This paper is devoted to the analytical study of the long-time asymptotic behavior of solutions to the Cauchy problem of a system of conservation laws in one space dimension, which is derived from a repulsive chemotaxis model with singular sensitivity and nonlinear chemical production rate. Assuming the $ H^2 $-norm of the initial perturbation around a constant ground state is finite and using energy methods, we show that there exists a unique global-in-time solution to the Cauchy problem, and the constant ground state is globally asymptotically stable.
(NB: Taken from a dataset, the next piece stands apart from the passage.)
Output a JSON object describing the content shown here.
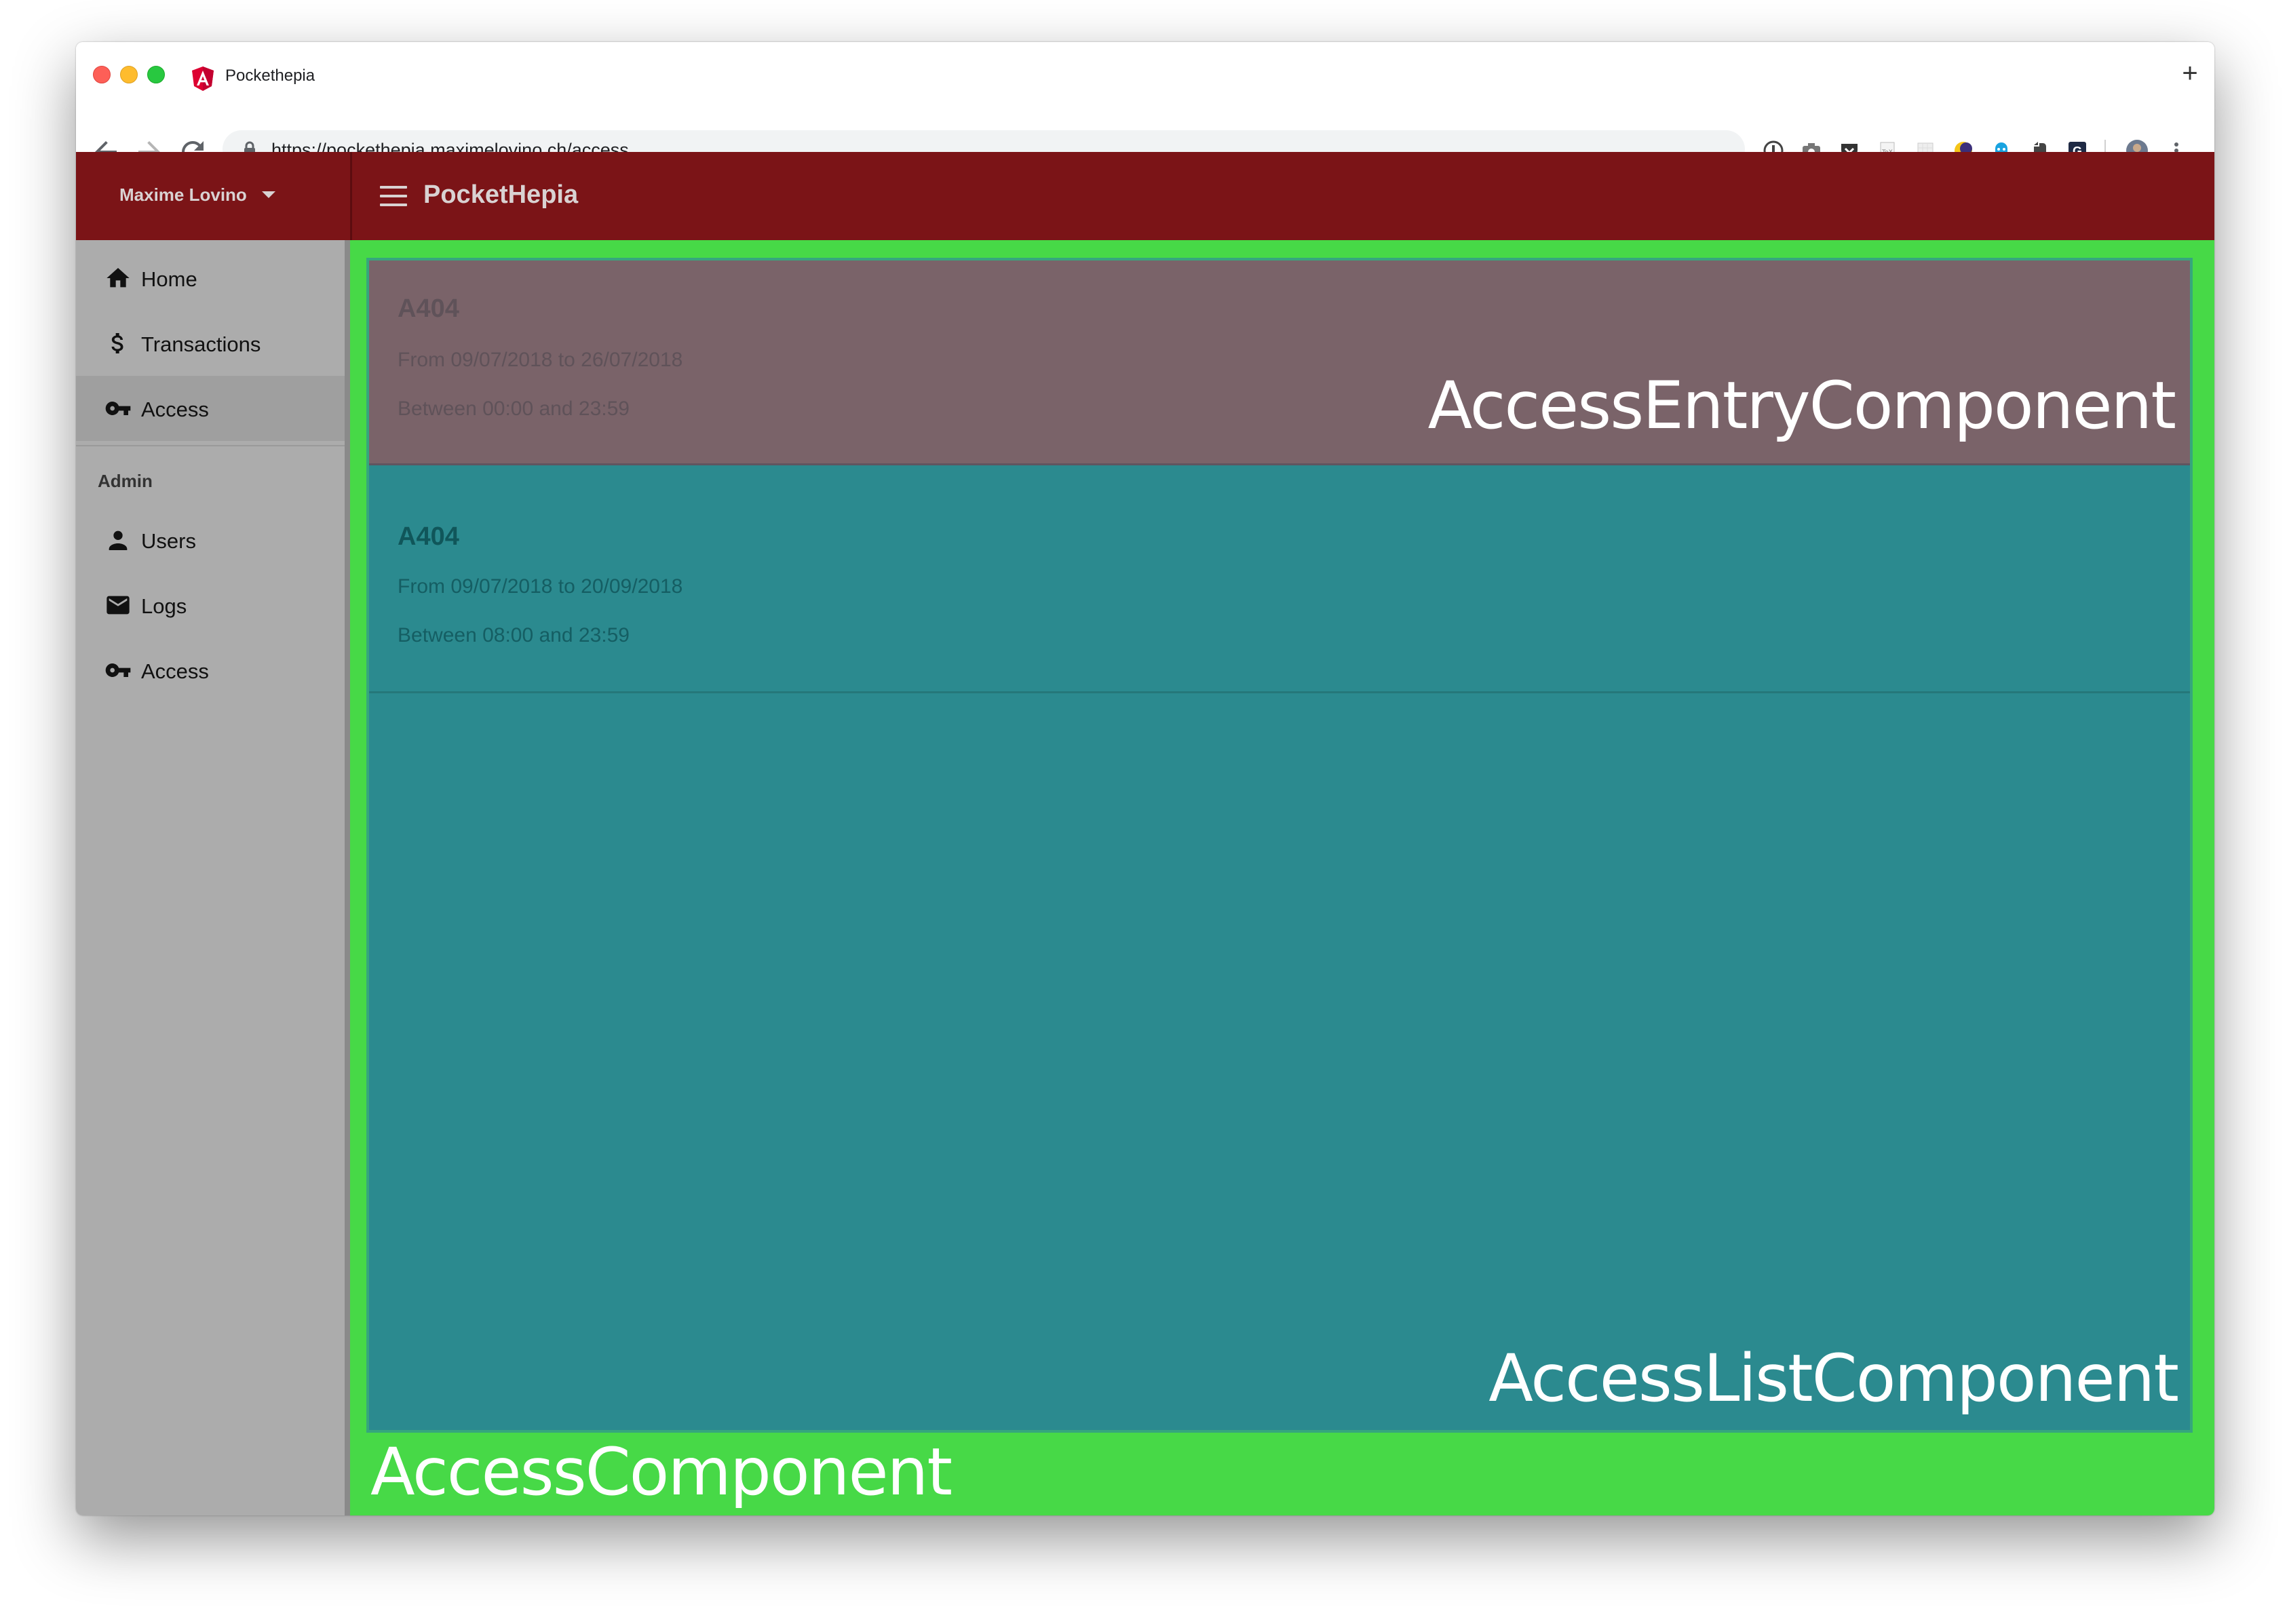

In addition, the explicit decay rates of the solutions to the chemically diffusive and non-diffusive models are identified under different exponent ranges of the nonlinear chemical production function.

中文翻译：

---

趋化性守恒律系统的渐近动力学

本文致力于一维空间守恒律系统柯西问题解的长期渐近行为的分析研究，该问题来自具有奇异敏感性和非线性化学生产率的排斥趋化模型。假设围绕恒定基态的初始扰动的$ H ^ 2 $范数是有限的，并且使用能量方法，我们证明了柯西问题存在唯一的全局及时解，并且恒定基态是全局的渐近稳定。另外，在非线性化学生产函数的不同指数范围内，确定了化学扩散模型和非扩散模型的解的显式衰减率。